Thank you for your thoughtful reviews of our submission. We have attached a PDF containing four figures:

  1. For Reviewer 82sN, we have included a figure (top-left) comparing time per training step at batch size 1 for the denoising problem (11) using our regularizer and a naive Pytorch implementation of the Jacobian nuclear norm. We experiment with images drawn from Imagenet downsampled to sizes S×SS \times S for S{8,16,32,64}S \in \{8,16,32,64\}; our V100 GPU's memory overflows for S128S \geq 128. Whereas time per training step with the naive nuclear norm implementation rises to nearly 129 seconds per iteration for 64×6464 \times 64 images, each training step with our regularizer takes under 120 milliseconds.

  2. For Reviewer Gitn, we have included three more sets of latent traversals in our autoencoder's latent space (top-right, bottom-left, and bottom-right).

最终决定

This paper addresses the computational challenges in regularizing deep learning with the nuclear norm of the Jacobian matrix. The key discovery is that that for functions parametrized as compositions f=ghf = g \circ h, the regularizer is equivalent to the average squared Frobenius norms of JgJg and JhJh. The latter two are then efficiently computed via a denoising-style approximation. Empirical superiority is also shown in denoising and representation learning.

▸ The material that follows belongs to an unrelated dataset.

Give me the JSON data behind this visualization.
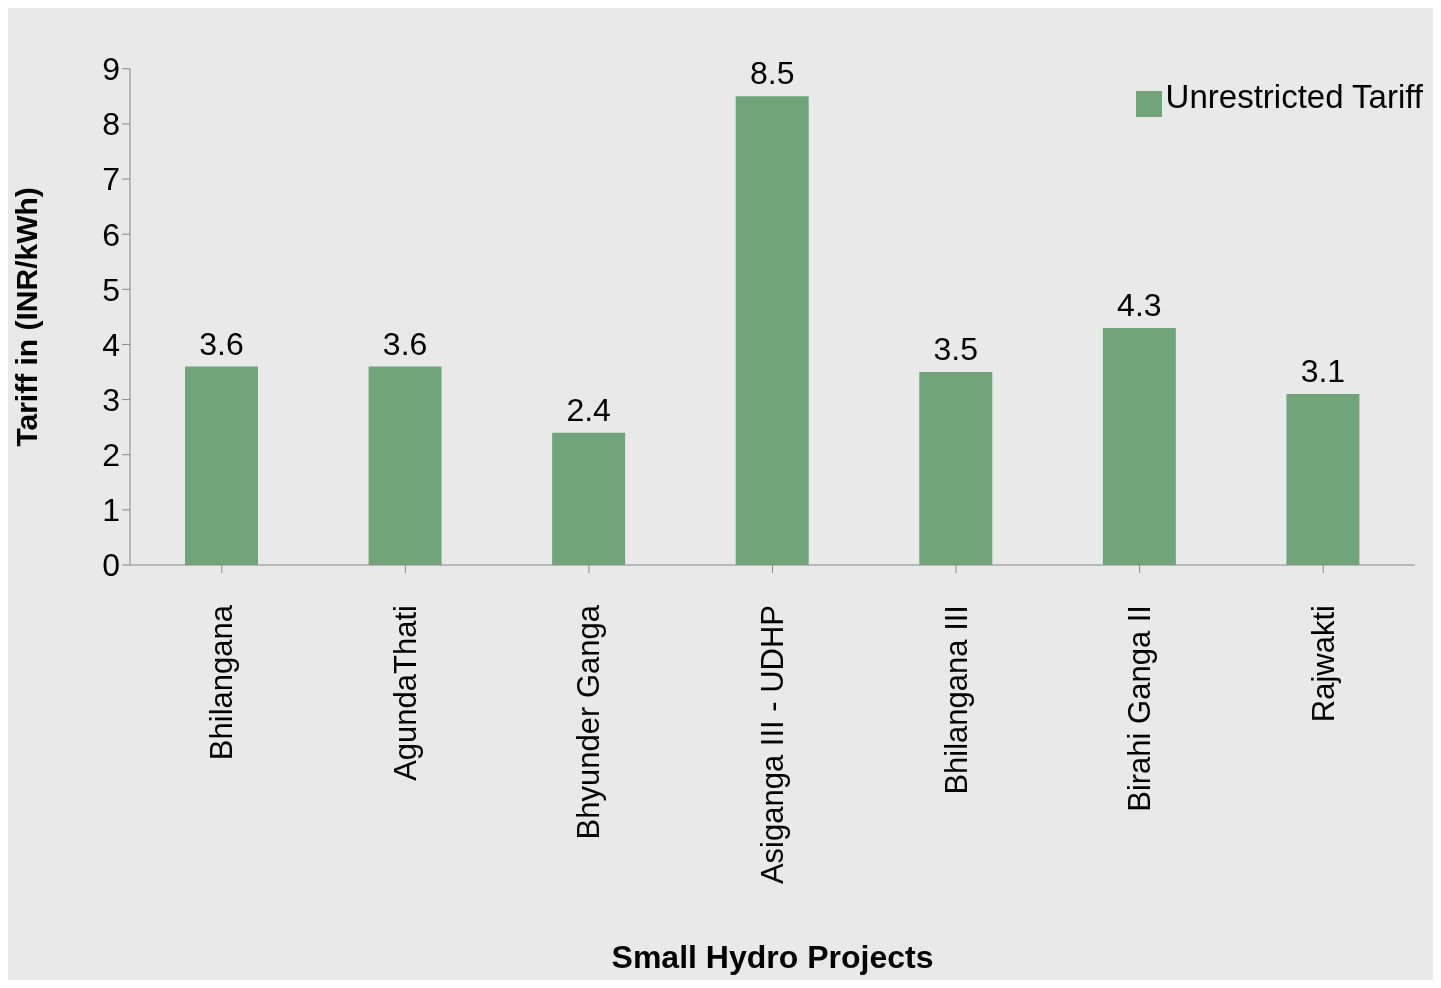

The paper addresses a common challenge with a neat and effective solution. The new proof in the rebuttal to Reviewer gXsR appears correct in my opinion, and I recommend the authors to rewrite the paper to reflect the changes. Although the experiments can still be much improved as the reviewers suggested, it appears agreed that the merits of the paper are sufficient to warrant publication at the conference.